Bayramdan döndük, kazasız belasız. Şükürler olsun. Ancak bir baktık ki, sadece biz dönmüşüz. Kimseler yok, en azından zihnen veya irtibat olarak. Döndük müzayedemize; bazı kitaplar, resimler, evraklar baktıkça hafızamızı gıdıklıyor, hatta tetikliyor. 1960 – 1965 arası olmalı.

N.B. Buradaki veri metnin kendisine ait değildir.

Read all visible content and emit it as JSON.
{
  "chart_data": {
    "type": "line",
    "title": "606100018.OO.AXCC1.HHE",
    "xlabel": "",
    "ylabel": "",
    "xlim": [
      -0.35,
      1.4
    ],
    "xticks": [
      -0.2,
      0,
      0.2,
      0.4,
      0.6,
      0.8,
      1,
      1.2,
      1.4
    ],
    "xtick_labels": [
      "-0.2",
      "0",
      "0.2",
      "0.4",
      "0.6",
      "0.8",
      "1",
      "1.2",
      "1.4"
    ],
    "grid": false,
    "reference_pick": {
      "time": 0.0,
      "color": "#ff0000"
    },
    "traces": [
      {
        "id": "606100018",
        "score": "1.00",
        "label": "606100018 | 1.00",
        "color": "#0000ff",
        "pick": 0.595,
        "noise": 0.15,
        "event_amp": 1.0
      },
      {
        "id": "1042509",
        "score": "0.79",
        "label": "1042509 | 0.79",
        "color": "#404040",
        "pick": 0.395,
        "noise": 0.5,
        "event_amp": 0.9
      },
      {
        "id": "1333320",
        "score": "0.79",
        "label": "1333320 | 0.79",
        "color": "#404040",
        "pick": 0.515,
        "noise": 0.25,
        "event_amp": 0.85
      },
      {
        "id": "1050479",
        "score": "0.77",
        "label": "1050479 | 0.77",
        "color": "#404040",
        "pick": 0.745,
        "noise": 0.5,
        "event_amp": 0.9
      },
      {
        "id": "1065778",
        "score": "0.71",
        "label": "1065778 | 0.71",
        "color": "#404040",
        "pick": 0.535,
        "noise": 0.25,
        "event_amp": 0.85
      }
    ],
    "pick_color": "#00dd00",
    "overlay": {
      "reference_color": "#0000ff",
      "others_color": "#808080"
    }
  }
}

Pazar Akşamı saat 10:00. Yatmış olmam lazım, sabah okul var, ama babaannemin koynunda reklam programlarını bekliyoruz. Transistorlu radyosunda. Komiser Kolombo yok, Mavi Ay yok. Fecri Ebcioğlu Teknik Üniversiteden televizyon yayınlarına dahi başlamamış. O zamanlar zırt pırt programların arasında, hatta içinde, hatta sübliminal reklam filan hiç yok. ‘Şimdi reklamlar’ diyor bir derli toplu hanım sesi, TRT adabıyla. İlk reklam programı hiç aklımdan çıkmayan (Cıngıl mı diyorlar?) ile İpana 11 soru bilgi yarışması. Orhan Boran’ın takdimini de hiç bir hiç bir zaman unutmayacağım. Onun konuştuğu Türkçeyi de. Yarışmacının soruyu bildiğinde stüdyodan gelen alkış sesi biraz kızgın yağa bırakılan patates sesini hatırlatırdı. Hatta Allaha rahmet eylesin, çivi Ethem ‘soruyu bilemediklerinde çıkan ses ise yağını çekmiş patlıcan sesine benzer’ derdi.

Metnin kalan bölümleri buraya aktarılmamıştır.